Volvió a estornudar. Algunas parejas se tomaban de la mano al pasear por delante de ella o al sentarse debajo de alguna sombrilla en las terrazas que los dueños de los bares colocaban a la orilla del río. Caminaba sin rumbo, mirando cómo una mujer bajaba los escalones de una casa encalada y cómo otra saludaba con la cabeza desde un banco de piedra. Ambas iban vestidas de negro. Ambas tenían el rostro arrugado y la piel oscura. Ambas sentirían la humedad del Duero en los huesos. Se cambió el violín de brazo y se acercó a una fuente. Bebió. El agua refrescó su cara y sus manos al instante, y, al erguirse de nuevo, reparó en que, de repente, no reconocía el paisaje que se abría a su alrededor. Cerró los puños con fuerza y supo que estaba demasiado cansada. De albergar deseos mediocres; de la intensidad de su propio desfallecimiento; de su sonrisa, que no era la sonrisa de la felicidad espontánea. ¿Alguien iba a dedicarse alguna vez a escuchar lo que ella pudiera interpretar? ¿Esperaba que alguien real fuese a hablar con ella, en voz baja, pronunciando solo frases inteligentes? ¿Hasta qué punto podía desear que la gente se fijase en ella y escuchase con atención lo que tenía que contar con su violín?
Había llegado a la puerta de una iglesia. Pocos lugares eran tan buenos como aquél para ponerse a tocar. Estaba en la iglesia de San Antonio y, por el momento, allí solo había un hombre sentado en el umbral, con la mano extendida. Pero sabía que pronto llegaría alguien más. Asomó la cabeza, y al principio no pudo ver nada a causa de la profunda oscuridad del interior.
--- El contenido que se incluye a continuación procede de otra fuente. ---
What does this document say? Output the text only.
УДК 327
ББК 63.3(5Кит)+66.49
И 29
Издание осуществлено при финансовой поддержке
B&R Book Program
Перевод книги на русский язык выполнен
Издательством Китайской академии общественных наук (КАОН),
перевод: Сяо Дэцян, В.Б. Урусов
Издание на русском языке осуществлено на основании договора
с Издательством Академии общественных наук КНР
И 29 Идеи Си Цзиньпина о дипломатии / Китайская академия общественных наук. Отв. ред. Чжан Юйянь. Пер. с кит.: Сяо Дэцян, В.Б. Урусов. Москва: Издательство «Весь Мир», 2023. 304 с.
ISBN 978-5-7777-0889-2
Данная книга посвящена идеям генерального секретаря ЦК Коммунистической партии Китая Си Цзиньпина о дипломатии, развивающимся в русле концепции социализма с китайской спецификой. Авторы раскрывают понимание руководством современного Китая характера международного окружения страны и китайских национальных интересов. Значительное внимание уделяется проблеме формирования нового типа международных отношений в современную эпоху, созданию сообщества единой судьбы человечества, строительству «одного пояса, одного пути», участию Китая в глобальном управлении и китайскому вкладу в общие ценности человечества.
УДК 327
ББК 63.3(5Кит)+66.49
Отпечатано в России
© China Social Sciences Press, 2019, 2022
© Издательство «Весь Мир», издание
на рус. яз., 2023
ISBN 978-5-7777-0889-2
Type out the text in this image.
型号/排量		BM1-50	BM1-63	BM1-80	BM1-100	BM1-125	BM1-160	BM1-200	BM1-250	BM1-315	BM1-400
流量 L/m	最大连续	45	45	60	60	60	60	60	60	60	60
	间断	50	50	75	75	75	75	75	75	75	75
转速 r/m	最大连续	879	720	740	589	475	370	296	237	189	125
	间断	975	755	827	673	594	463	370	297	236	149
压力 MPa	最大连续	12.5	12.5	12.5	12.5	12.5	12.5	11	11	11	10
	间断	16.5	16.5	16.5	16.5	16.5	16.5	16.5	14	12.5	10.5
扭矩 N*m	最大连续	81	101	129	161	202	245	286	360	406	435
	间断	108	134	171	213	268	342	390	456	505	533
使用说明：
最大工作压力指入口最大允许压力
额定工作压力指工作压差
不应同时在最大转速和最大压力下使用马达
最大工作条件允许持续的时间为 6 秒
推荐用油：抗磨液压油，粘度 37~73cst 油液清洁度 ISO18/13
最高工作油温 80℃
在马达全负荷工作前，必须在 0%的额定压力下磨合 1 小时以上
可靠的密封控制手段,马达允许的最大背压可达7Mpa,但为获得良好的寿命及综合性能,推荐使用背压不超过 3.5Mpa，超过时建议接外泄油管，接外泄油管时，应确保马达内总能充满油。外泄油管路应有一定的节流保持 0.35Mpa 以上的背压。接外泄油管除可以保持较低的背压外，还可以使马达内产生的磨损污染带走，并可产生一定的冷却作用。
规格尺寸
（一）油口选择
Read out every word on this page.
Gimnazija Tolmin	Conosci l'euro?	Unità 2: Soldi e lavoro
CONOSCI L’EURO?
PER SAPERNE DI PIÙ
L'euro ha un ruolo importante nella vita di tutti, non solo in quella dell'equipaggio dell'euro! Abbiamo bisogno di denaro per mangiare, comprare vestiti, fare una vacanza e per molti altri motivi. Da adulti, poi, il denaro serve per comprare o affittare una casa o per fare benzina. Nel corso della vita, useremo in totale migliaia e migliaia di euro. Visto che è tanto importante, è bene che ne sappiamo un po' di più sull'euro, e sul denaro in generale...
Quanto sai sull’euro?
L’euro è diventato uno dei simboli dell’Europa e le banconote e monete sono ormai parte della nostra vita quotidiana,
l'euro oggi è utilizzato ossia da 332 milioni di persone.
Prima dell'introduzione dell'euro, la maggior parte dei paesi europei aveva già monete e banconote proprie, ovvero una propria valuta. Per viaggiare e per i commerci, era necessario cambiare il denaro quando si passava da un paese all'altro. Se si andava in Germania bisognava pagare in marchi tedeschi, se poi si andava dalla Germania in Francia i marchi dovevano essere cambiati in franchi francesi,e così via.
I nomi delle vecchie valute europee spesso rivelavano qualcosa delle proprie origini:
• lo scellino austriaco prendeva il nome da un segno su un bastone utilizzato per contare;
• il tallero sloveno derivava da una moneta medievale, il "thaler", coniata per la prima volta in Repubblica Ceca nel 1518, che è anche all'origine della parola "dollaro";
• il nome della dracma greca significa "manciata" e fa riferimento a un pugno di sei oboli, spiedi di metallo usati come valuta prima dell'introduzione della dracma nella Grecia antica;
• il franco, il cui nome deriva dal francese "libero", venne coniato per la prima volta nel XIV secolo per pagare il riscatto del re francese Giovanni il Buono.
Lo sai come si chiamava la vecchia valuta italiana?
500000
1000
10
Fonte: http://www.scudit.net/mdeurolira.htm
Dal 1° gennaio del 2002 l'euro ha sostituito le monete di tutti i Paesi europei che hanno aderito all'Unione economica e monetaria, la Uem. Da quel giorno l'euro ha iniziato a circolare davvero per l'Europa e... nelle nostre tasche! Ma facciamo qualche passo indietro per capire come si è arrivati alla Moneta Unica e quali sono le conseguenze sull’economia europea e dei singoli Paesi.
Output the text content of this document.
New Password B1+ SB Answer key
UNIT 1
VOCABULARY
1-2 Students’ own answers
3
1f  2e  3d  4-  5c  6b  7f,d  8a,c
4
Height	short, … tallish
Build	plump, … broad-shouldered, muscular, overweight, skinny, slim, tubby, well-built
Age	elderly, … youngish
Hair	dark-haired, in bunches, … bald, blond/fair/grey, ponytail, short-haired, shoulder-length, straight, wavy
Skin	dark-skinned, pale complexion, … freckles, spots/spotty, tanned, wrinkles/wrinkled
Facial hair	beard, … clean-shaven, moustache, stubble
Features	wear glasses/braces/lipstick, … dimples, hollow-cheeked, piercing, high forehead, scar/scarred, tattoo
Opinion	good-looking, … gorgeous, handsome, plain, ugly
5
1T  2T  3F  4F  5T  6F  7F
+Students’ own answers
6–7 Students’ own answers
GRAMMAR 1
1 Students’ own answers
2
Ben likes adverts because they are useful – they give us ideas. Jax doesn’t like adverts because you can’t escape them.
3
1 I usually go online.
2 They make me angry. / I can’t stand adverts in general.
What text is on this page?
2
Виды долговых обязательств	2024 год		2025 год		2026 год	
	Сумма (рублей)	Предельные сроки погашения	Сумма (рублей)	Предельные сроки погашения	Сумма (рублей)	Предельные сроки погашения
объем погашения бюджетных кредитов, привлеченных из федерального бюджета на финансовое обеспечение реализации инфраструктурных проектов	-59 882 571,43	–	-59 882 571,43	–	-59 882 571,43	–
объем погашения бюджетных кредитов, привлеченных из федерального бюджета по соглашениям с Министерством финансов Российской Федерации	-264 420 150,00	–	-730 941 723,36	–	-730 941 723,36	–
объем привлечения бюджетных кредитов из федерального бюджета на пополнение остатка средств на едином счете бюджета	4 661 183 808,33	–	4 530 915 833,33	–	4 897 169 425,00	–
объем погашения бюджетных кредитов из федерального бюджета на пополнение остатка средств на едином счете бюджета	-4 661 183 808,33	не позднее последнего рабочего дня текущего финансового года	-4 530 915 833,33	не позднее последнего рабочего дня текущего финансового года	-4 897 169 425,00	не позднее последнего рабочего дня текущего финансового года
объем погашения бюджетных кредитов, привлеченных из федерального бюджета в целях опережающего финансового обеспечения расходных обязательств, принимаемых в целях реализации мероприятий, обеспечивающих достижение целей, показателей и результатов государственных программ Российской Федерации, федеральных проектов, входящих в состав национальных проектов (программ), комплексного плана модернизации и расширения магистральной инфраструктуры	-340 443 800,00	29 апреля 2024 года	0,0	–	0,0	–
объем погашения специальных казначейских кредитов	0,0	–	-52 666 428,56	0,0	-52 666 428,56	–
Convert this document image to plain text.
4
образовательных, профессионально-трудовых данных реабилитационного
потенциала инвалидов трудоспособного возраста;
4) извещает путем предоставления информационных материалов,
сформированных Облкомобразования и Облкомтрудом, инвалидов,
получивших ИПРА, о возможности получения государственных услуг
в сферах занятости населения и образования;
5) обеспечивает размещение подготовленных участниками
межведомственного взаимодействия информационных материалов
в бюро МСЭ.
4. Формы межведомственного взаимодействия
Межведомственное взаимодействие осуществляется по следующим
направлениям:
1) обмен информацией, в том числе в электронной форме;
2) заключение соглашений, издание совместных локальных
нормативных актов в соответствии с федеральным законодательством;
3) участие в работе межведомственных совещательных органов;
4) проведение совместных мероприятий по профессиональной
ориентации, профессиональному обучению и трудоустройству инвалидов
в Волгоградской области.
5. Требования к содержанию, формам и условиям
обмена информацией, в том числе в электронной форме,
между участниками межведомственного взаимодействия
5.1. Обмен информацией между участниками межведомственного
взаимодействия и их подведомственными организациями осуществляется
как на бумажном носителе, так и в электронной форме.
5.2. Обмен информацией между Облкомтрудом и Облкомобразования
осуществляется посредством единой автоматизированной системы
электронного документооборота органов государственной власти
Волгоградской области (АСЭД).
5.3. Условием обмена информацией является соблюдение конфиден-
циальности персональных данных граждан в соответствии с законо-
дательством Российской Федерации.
Vaciló un instante, pero finalmente se decidió a entrar. Lo primero que sintió fue el repentino frescor de las piedras, la autoridad del fuerte olor y el silencio ancestral y eterno. Con solo sacar el violín y comenzar a hacer vibrar sus cuerdas, ella podría romper ese silencio perpetuo. Podría hacer que en aquel lugar donde solo se oían rezos, murmullos y expresiones lentas, de repente, sonara la melodía osada, casi irreverente, de su violín. Pero, por supuesto, no lo haría. Había una mujer en el primer banco, arrodillada y reclinada sobre las dos manos unidas para la oración.
Anne-Marie permaneció un segundo de pie, observándola. Luego se acercó, se arrodilló como ella, con la misma postración, en el banco posterior, y, dejando el violín sobre el asiento, a su lado, se echó a llorar.